I am willing to work on a pull request for my proposed solution, but for improving the server close logic I think I lack the necessary experience in the mumble code base. Maybe a complete test and audit of the disconnect logic would deserve its own Issue.

Do you want me to start working on the above logic?

Krzmbrzl commented 2 years ago

Do you want me to start working on the above logic?

Yes, please. In so doing, maybe you could also just test whether last_disconnect is currently properly set when shutting down the server. If it is not, I might look into improving the shutdown routine myself.

Hartmnt commented 2 years ago

@Krzmbrzl I have two questions regarding the implementation:

1) The previous implementation uses both setTimeSpec(Qt::UTC) and toTimeSpec(Qt::UTC). Is there a reason why now is copied using the latter? I would rather just use the former method on all local objects. CODE 1) I have searched for possible server starting datetime objects in the existing code and it appears there is none. I would propose adding a public member QDateTime to the Server class in Server.cpp and initializing it to QDateTime::currentDateTime() as this would work per virtual server instance, right? This member could also be used in the future, if there is any need. Any thoughts?

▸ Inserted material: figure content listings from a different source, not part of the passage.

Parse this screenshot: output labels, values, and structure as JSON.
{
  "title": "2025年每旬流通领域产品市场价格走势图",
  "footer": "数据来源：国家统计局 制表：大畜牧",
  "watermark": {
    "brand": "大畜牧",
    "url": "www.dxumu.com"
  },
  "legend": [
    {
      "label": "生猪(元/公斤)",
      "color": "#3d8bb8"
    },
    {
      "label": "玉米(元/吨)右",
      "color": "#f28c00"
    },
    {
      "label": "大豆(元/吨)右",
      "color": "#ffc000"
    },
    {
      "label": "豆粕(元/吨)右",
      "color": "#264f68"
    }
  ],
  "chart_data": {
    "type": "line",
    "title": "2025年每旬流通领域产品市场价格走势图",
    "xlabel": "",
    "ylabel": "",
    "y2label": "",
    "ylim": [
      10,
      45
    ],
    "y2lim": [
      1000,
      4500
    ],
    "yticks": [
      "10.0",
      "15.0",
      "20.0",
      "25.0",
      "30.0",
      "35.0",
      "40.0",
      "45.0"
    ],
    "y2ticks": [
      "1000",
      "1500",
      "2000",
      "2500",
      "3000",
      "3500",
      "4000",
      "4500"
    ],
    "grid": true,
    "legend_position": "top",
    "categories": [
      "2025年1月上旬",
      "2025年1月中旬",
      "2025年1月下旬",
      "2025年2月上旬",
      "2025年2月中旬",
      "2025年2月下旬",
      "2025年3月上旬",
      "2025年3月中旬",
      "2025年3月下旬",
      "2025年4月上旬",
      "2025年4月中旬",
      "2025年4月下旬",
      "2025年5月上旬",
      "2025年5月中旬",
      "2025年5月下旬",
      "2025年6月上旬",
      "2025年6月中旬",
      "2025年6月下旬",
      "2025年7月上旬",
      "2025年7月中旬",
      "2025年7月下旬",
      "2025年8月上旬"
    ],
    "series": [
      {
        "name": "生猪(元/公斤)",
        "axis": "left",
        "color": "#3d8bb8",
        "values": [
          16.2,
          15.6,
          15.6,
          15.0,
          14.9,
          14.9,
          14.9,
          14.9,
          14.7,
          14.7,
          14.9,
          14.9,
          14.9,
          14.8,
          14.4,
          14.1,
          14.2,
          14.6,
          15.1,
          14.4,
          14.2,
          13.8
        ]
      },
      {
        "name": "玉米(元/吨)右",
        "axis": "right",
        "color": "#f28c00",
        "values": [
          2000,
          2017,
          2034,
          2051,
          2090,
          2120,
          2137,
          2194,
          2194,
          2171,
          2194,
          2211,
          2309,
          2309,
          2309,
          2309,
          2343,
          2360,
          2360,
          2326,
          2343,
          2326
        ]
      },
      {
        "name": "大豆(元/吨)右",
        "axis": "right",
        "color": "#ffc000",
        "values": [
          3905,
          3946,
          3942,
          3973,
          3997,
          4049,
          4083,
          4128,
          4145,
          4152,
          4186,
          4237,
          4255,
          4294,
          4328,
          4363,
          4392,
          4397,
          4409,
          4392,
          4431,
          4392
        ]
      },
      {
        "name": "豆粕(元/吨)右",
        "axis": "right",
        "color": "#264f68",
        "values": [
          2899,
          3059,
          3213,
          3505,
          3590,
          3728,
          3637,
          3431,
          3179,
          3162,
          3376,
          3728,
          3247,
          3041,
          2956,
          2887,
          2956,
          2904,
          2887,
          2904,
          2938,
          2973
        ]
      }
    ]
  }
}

Edit: Nevermind, I found tUptime in the server class which can be used to calculate the server start datetime.

Hartmnt commented 2 years ago

Yes, please. In so doing, maybe you could also just test whether last_disconnect is currently properly set when shutting down the server. If it is not, I might look into improving the shutdown routine myself.

With the clearLastDisconnect routine removed:

The server does NOT update last_disconnect when receiving SIGTERM, SIGKILL or SIGQUIT.
The server does update last_disconnect when the user manually quits client side or times out.

Do you want me to try more signals or scenarios?

Krzmbrzl commented 2 years ago

The previous implementation uses both setTimeSpec(Qt::UTC) and toTimeSpec(Qt::UTC). Is there a reason why now is copied using the latter? I would rather just use the former method on all local objects. CODE

No idea, why this was done in this way. Looking at this now, it does indeed appear a bit odd :eyes:

The server does NOT update last_disconnect when receiving SIGTERM, SIGKILL or SIGQUIT. The server does update last_disconnect when the user manually quits client side or times out.

Okay, thanks for testing this. In that case I guess we'll have to look into that eventually...

Do you want me to try more signals or scenarios?

Nah, I think this is sufficient, thanks!